The cause of the earth's magnetic field is still one of the greatest unsolved problems of astro-physics. The theory that has been advanced by Schuster that all large rotating masses are magnets as a result of their rotation has received considerable attention from astrophysicists, and attempts have been made to prove this experimentally.
It has been found that iron globes spun at high velocities in the laboratory do not exhibit magnetic properties. This may mean simply that the magnetic field is too weak to be detected in the case of a comparatively small iron sphere spun for a limited period under laboratory conditions. It must be remembered that the earth has been rotating rapidly on its axis for millions of years and is, compared to terrestrial objects, an extremely large mass. Yet it has been shown that as a whole our earth is an extremely weak magnet, and that if it were made entirely of steel and magnetized as highly as an ordinary steel-bar magnet, the magnetic forces at its surface would be a thousand times greater than they actually are.

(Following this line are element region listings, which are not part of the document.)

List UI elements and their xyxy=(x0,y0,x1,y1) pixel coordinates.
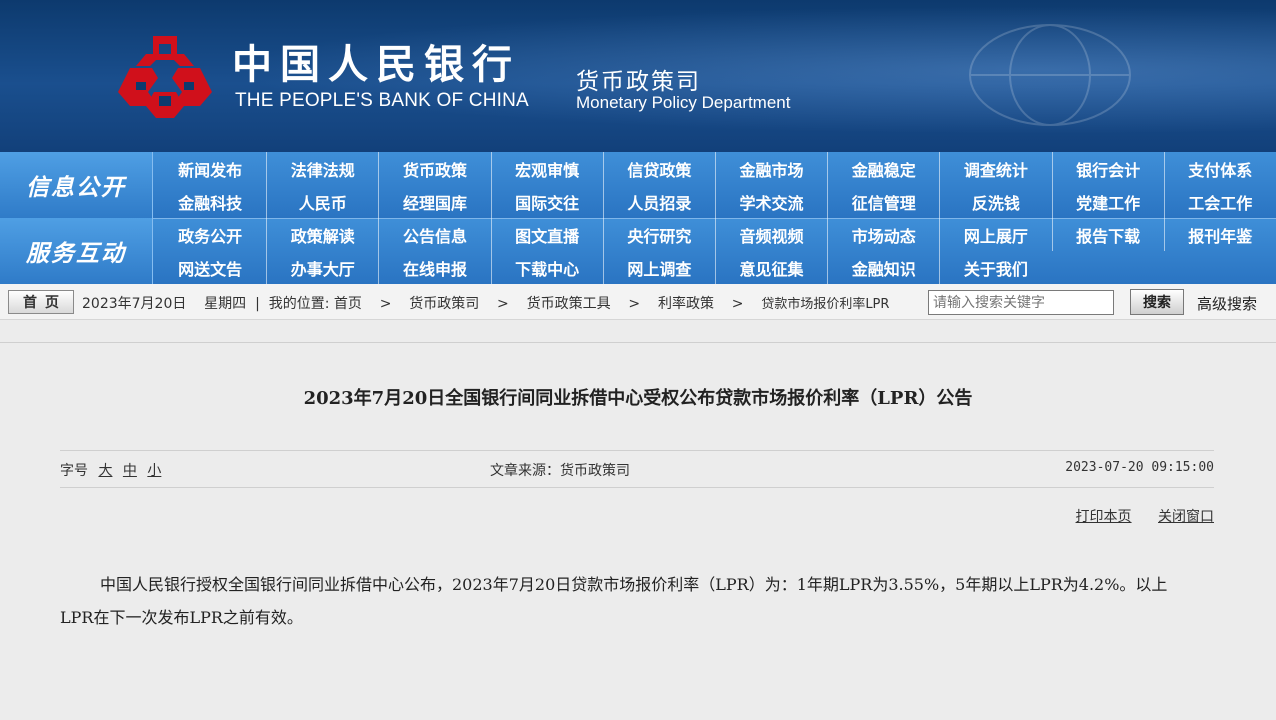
nav-item-policy-interpretation[interactable]: 政策解读 xyxy=(266,218,378,251)
page: 中国人民银行 THE PEOPLE'S BANK OF CHINA 货币政策司 … xyxy=(0,0,1276,720)
search-button[interactable]: 搜索 xyxy=(1130,289,1184,315)
nav-info-band: 信息公开 新闻发布 法律法规 货币政策 宏观审慎 信贷政策 金融市场 金融稳定 … xyxy=(0,152,1276,218)
breadcrumb-separator: > xyxy=(497,296,509,312)
current-date: 2023年7月20日 xyxy=(82,296,187,312)
nav-item-rmb[interactable]: 人民币 xyxy=(266,185,378,218)
nav-item-about-us[interactable]: 关于我们 xyxy=(939,251,1051,284)
home-button[interactable]: 首页 xyxy=(8,290,74,314)
divider xyxy=(60,487,1214,488)
breadcrumb-separator: > xyxy=(379,296,392,312)
article-title: 2023年7月20日全国银行间同业拆借中心受权公布贷款市场报价利率（LPR）公告 xyxy=(303,388,973,409)
print-link[interactable]: 打印本页 xyxy=(1076,509,1132,525)
font-size-medium[interactable]: 中 xyxy=(123,463,137,479)
nav-item-online-declaration[interactable]: 在线申报 xyxy=(378,251,490,284)
breadcrumb-bar: 首页 2023年7月20日 星期四 | 我的位置: 首页 > 货币政策司 > 货… xyxy=(0,284,1276,320)
nav-item-financial-knowledge[interactable]: 金融知识 xyxy=(827,251,939,284)
nav-item-credit-reference[interactable]: 征信管理 xyxy=(827,185,939,218)
nav-item-academic[interactable]: 学术交流 xyxy=(714,185,827,218)
article-meta: 字号 大 中 小 文章来源：货币政策司 2023-07-20 09:15:00 xyxy=(60,460,1214,482)
nav-item-financial-stability[interactable]: 金融稳定 xyxy=(827,152,939,185)
nav-item-fintech[interactable]: 金融科技 xyxy=(154,185,266,218)
nav-item-party-building[interactable]: 党建工作 xyxy=(1051,185,1164,218)
breadcrumb-interest-rate[interactable]: 利率政策 xyxy=(658,296,714,312)
bank-name-en: THE PEOPLE'S BANK OF CHINA xyxy=(235,90,529,111)
nav-item-online-exhibition[interactable]: 网上展厅 xyxy=(939,218,1051,251)
location-label: 我的位置: xyxy=(268,296,330,312)
divider xyxy=(60,450,1214,451)
pboc-logo-icon xyxy=(118,36,212,118)
close-window-link[interactable]: 关闭窗口 xyxy=(1158,509,1214,525)
article-source: 文章来源：货币政策司 xyxy=(490,463,630,479)
nav-item-payment-system[interactable]: 支付体系 xyxy=(1163,152,1276,185)
breadcrumb-monetary-dept[interactable]: 货币政策司 xyxy=(409,296,479,312)
nav-item-recruitment[interactable]: 人员招录 xyxy=(602,185,715,218)
nav-info-title: 信息公开 xyxy=(0,152,153,218)
nav-item-online-notices[interactable]: 网送文告 xyxy=(154,251,266,284)
font-size-small[interactable]: 小 xyxy=(147,463,161,479)
nav-item-research[interactable]: 央行研究 xyxy=(602,218,715,251)
font-size-large[interactable]: 大 xyxy=(98,463,112,479)
font-size-label: 字号 xyxy=(60,463,88,479)
nav-service-title: 服务互动 xyxy=(0,218,153,284)
nav-item-feedback[interactable]: 意见征集 xyxy=(714,251,827,284)
article-datetime: 2023-07-20 09:15:00 xyxy=(1065,460,1214,475)
nav-item-statistics[interactable]: 调查统计 xyxy=(939,152,1051,185)
nav-item-report-download[interactable]: 报告下载 xyxy=(1051,218,1164,251)
nav-item-bank-accounting[interactable]: 银行会计 xyxy=(1051,152,1164,185)
nav-item-yearbook[interactable]: 报刊年鉴 xyxy=(1163,218,1276,251)
divider xyxy=(0,342,1276,343)
breadcrumb-lpr[interactable]: 贷款市场报价利率LPR xyxy=(761,297,889,312)
nav-item-financial-market[interactable]: 金融市场 xyxy=(714,152,827,185)
nav-item-announcements[interactable]: 公告信息 xyxy=(378,218,490,251)
nav-item-market-news[interactable]: 市场动态 xyxy=(827,218,939,251)
current-weekday: 星期四 xyxy=(204,296,247,312)
nav-item-international[interactable]: 国际交往 xyxy=(490,185,603,218)
nav-item-live[interactable]: 图文直播 xyxy=(490,218,603,251)
nav-item-union[interactable]: 工会工作 xyxy=(1163,185,1276,218)
breadcrumb-separator: > xyxy=(628,296,641,312)
search-input[interactable] xyxy=(928,290,1114,315)
nav-info-grid: 新闻发布 法律法规 货币政策 宏观审慎 信贷政策 金融市场 金融稳定 调查统计 … xyxy=(154,152,1276,218)
banner-globe-decoration xyxy=(969,24,1131,126)
dept-name-en: Monetary Policy Department xyxy=(576,93,791,112)
nav-item-gov-affairs[interactable]: 政务公开 xyxy=(154,218,266,251)
breadcrumb-home[interactable]: 首页 xyxy=(334,296,362,312)
nav-item-laws[interactable]: 法律法规 xyxy=(266,152,378,185)
article-container: 2023年7月20日全国银行间同业拆借中心受权公布贷款市场报价利率（LPR）公告… xyxy=(0,320,1276,720)
breadcrumb-separator: > xyxy=(731,296,744,312)
nav-item-service-hall[interactable]: 办事大厅 xyxy=(266,251,378,284)
nav-item-audio-video[interactable]: 音频视频 xyxy=(714,218,827,251)
nav-item-online-survey[interactable]: 网上调查 xyxy=(602,251,715,284)
dept-name-cn: 货币政策司 xyxy=(576,69,701,95)
advanced-search-link[interactable]: 高级搜索 xyxy=(1197,293,1257,314)
nav-service-band: 服务互动 政务公开 政策解读 公告信息 图文直播 央行研究 音频视频 市场动态 … xyxy=(0,218,1276,284)
breadcrumb-policy-tools[interactable]: 货币政策工具 xyxy=(527,296,611,312)
nav-item-credit-policy[interactable]: 信贷政策 xyxy=(602,152,715,185)
nav-service-grid: 政务公开 政策解读 公告信息 图文直播 央行研究 音频视频 市场动态 网上展厅 … xyxy=(154,218,1276,284)
nav-item-download-center[interactable]: 下载中心 xyxy=(490,251,603,284)
nav-item-news[interactable]: 新闻发布 xyxy=(154,152,266,185)
breadcrumb: 2023年7月20日 星期四 | 我的位置: 首页 > 货币政策司 > 货币政策… xyxy=(82,296,890,312)
bank-name-cn: 中国人民银行 xyxy=(232,41,520,88)
article-body: 中国人民银行授权全国银行间同业拆借中心公布，2023年7月20日贷款市场报价利率… xyxy=(60,575,1168,627)
font-size-controls: 字号 大 中 小 xyxy=(60,460,161,480)
nav-item-monetary-policy[interactable]: 货币政策 xyxy=(378,152,490,185)
article-tools: 打印本页 关闭窗口 xyxy=(1054,506,1214,526)
nav-item-treasury[interactable]: 经理国库 xyxy=(378,185,490,218)
nav-item-macroprudential[interactable]: 宏观审慎 xyxy=(490,152,603,185)
nav-item-anti-money-laundering[interactable]: 反洗钱 xyxy=(939,185,1051,218)
header-banner: 中国人民银行 THE PEOPLE'S BANK OF CHINA 货币政策司 … xyxy=(0,0,1276,152)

If it is true that all rotating bodies are magnets, then all the heavenly bodies, planets, suns and nebulæ are surrounded by magnetic fields. We know nothing to the contrary. In fact, we know this to be true for the earth and sun, and strongly suspect that it is so in the case of the planets Jupiter and Saturn.
When we understand more about the properties of matter, the nature of magnetism, as well as of gravity, may be revealed to us.